The DLT Pilot is not yet finalized, but the European Parliament and the Council reached an agreement in November 2021, and legislators are expected to sign off the proposal during the first quarter of 2022. The DLT Pilot would start applying 9 months after the publication of the regulation, this means that the program may not effectively start until 2023.
The DLT pilot introduces three categories of DLT market infrastructures (DLT MI): DLT Multilateral Trading Facilities (DLT MTF), DLT Trading and Settlement Systems (DLT TSS) and DLT Settlement Systems (DLT SS). The permission to operate a DLT MI may come in addition to an authorization as a Central Securities Depositary or as an investment firm (or regulated market), or can be granted to new entrants that will have to meet the relevant MiFID II requirements.
One important point on the agreement reached by the parliament and the council is that the regulation has to be technologically neutral and avoid references to a specific type of DLT. This, in theory, leaves the door open for permissionless DTLs, as long as these comply with the requirements for DLT MI.
The reason to launch this DLT pilot is because despite crypto assets being one of the major applications of blockchain technology in finance, the existing provisions in EU legislation may prevent the use of DLT. This initiative, according to ESMA, will facilitate the creation of an EU framework that will enable markets in crypto assets and the wider use of DLT in financial services.
The European Union is betting strongly on the use of blockchain technology and DLT because regulators see this technology as a trigger for other innovations. After losing the competition for cloud computing and online platforms, which has been dominated by U.S. firms, EU policymakers have seen in blockchain the opportunity to gain a competitive leg up in another important technological race.
The DLT pilot and this consultation on RTS are part of a much bigger package of measures proposed by the European commission to support the potential of digital finance. Two other important instruments are the Markets in Crypto-assets Regulation (MiCA), which may be approved in 2022, and the Digital Operational Resilience Act (DORA). MiCA will apply to any person providing crypto asset services or issuing crypto assets in Europe. It will also apply to central bank digital currencies (CBDC) and stablecoins. While MiCA contains a number of requirements that issuers of tokens and cryptocurrencies will have to follow to comply with the law, the good news is that the EU adopted a very permissive approach.
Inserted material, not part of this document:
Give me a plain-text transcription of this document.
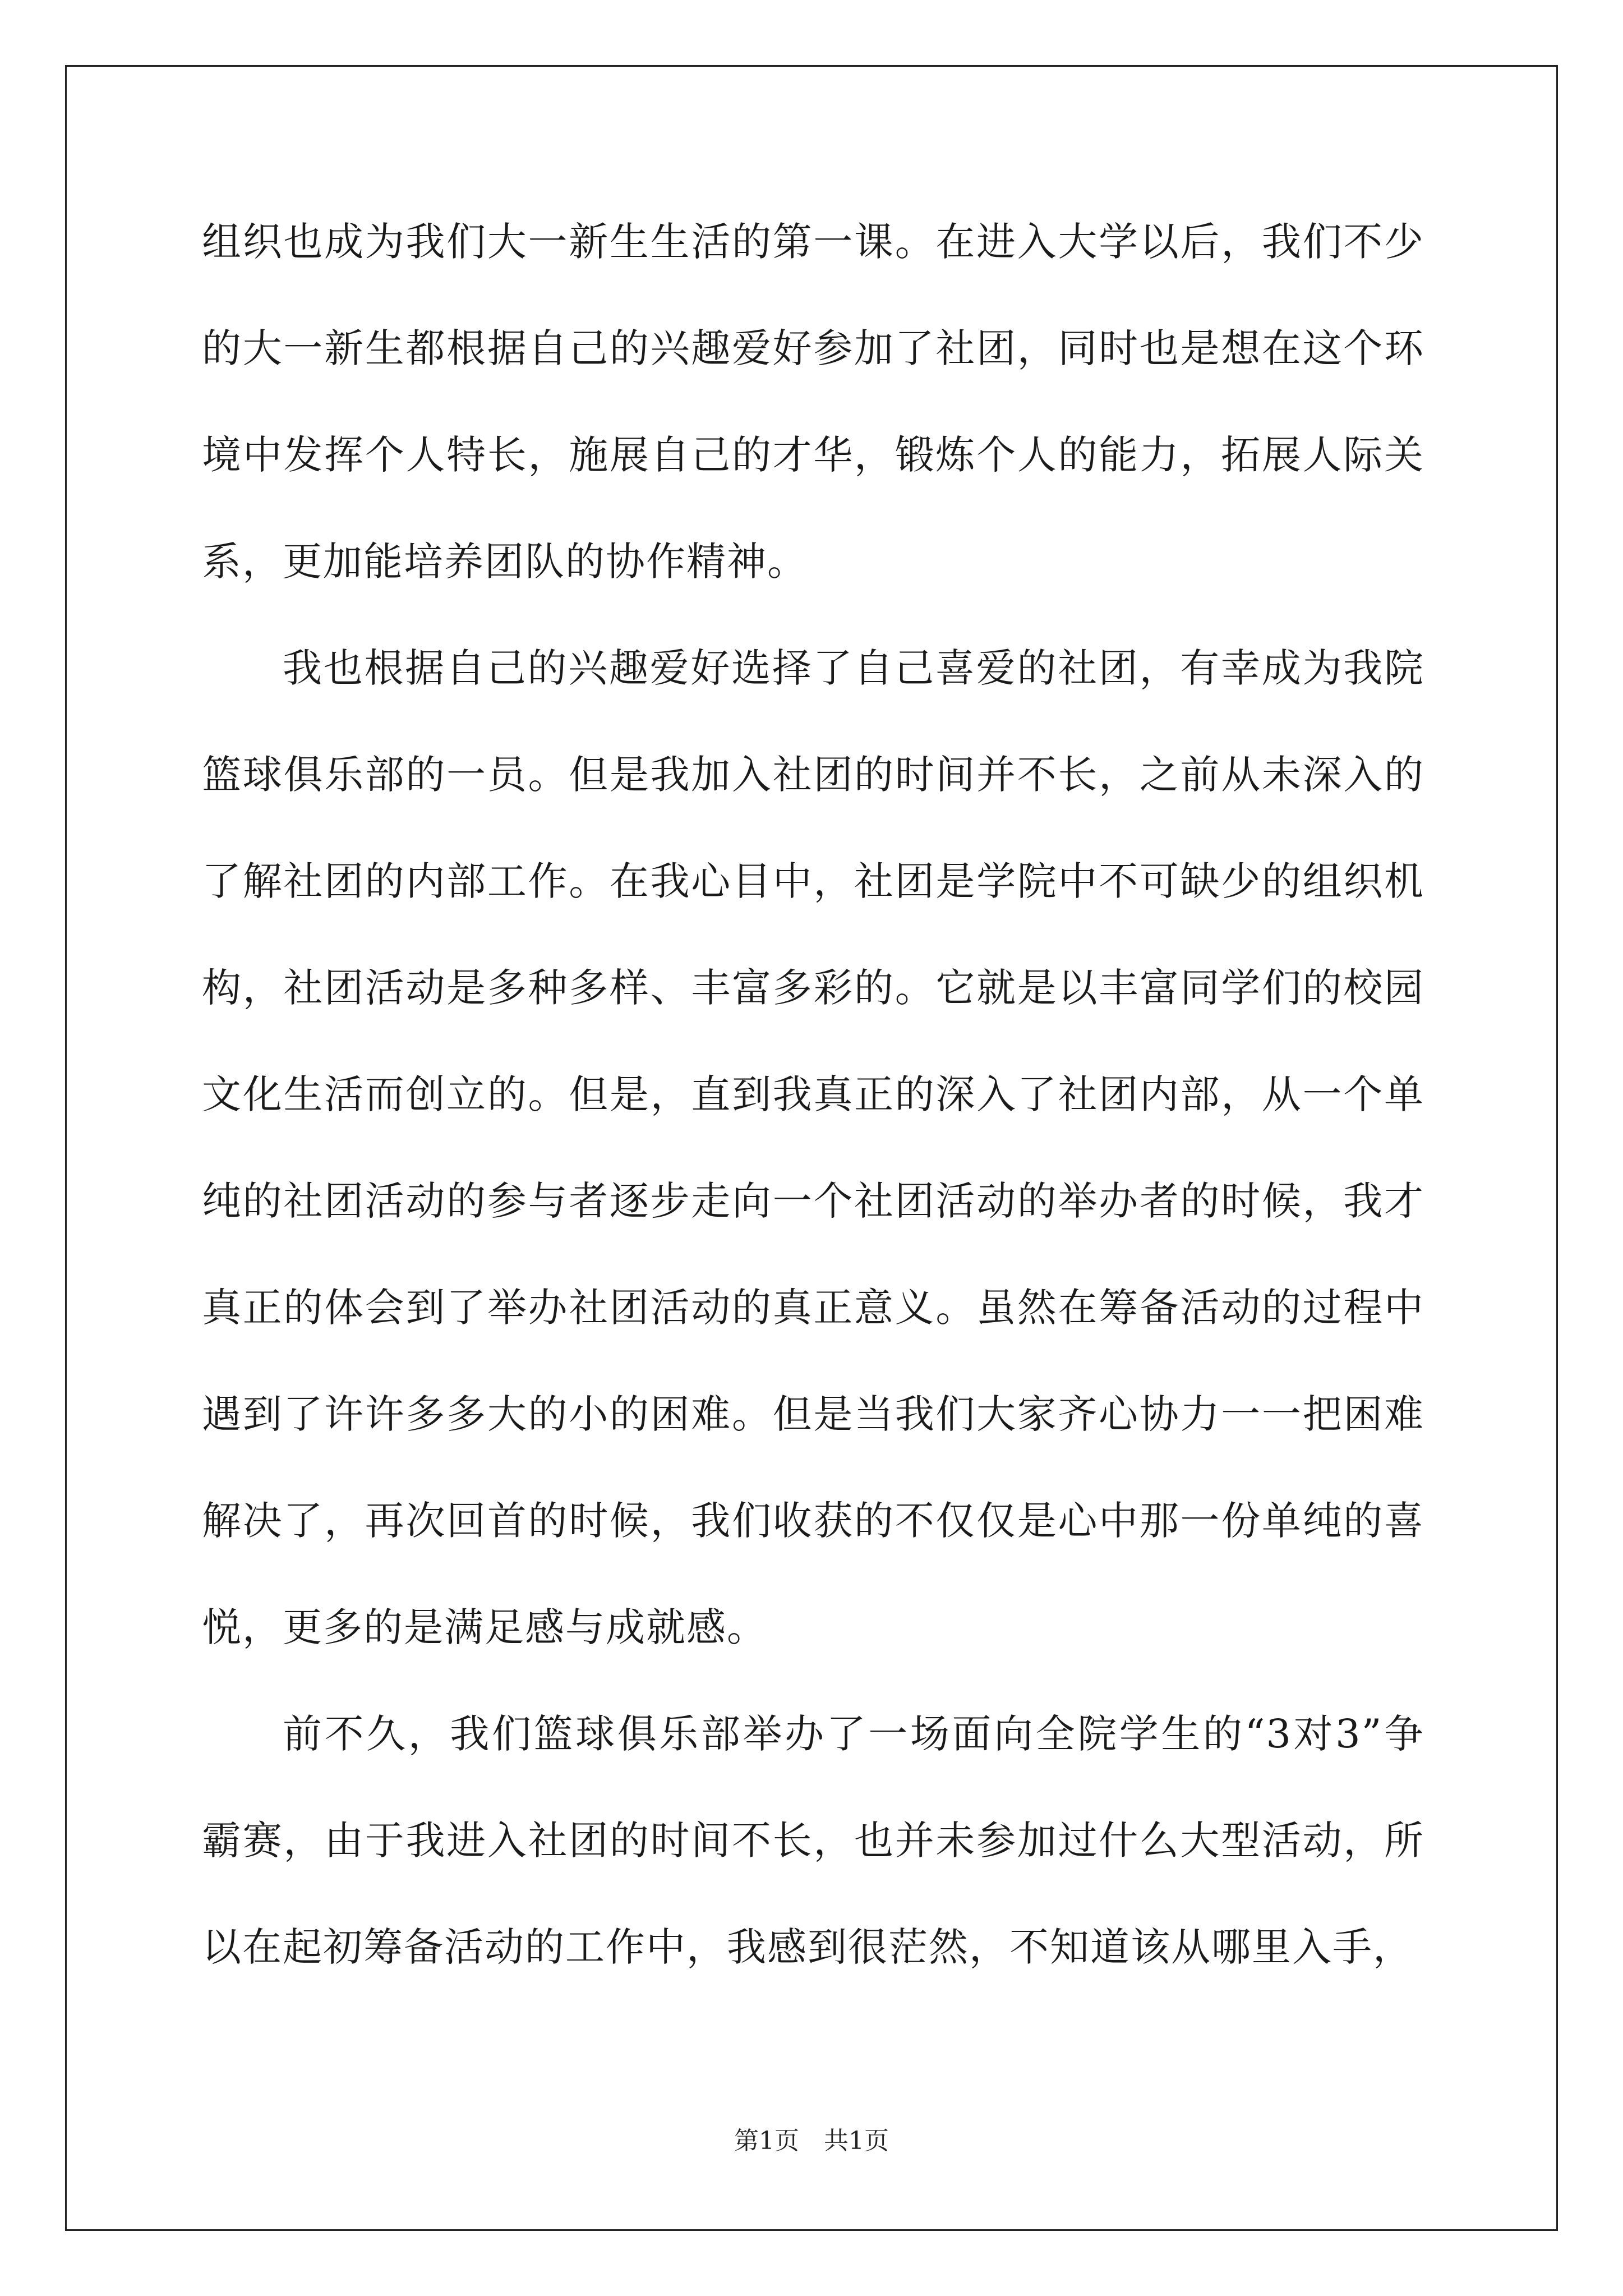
组织也成为我们大一新生生活的第一课。在进入大学以后，我们不少的大一新生都根据自己的兴趣爱好参加了社团，同时也是想在这个环境中发挥个人特长，施展自己的才华，锻炼个人的能力，拓展人际关系，更加能培养团队的协作精神。

我也根据自己的兴趣爱好选择了自己喜爱的社团，有幸成为我院篮球俱乐部的一员。但是我加入社团的时间并不长，之前从未深入的了解社团的内部工作。在我心目中，社团是学院中不可缺少的组织机构，社团活动是多种多样、丰富多彩的。它就是以丰富同学们的校园文化生活而创立的。但是，直到我真正的深入了社团内部，从一个单纯的社团活动的参与者逐步走向一个社团活动的举办者的时候，我才真正的体会到了举办社团活动的真正意义。虽然在筹备活动的过程中遇到了许许多多大的小的困难。但是当我们大家齐心协力一一把困难解决了，再次回首的时候，我们收获的不仅仅是心中那一份单纯的喜悦，更多的是满足感与成就感。

前不久，我们篮球俱乐部举办了一场面向全院学生的“3对3”争霸赛，由于我进入社团的时间不长，也并未参加过什么大型活动，所以在起初筹备活动的工作中，我感到很茫然，不知道该从哪里入手，

第1页　共1页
Amendments to the proposal are expected during the parliamentary process, especially requirements that may be burdensome for startups and smalls firms, compared to the incumbent financial institutions, but the proposal has a good chance of being approved.
ESMA’s consultation will close on March 4, and if the EU regulator considers it necessary to change the RTS for transparency and data requirements, it will publish a proposal that will also be subject to public consultation before submitting the final draft to the European Commission.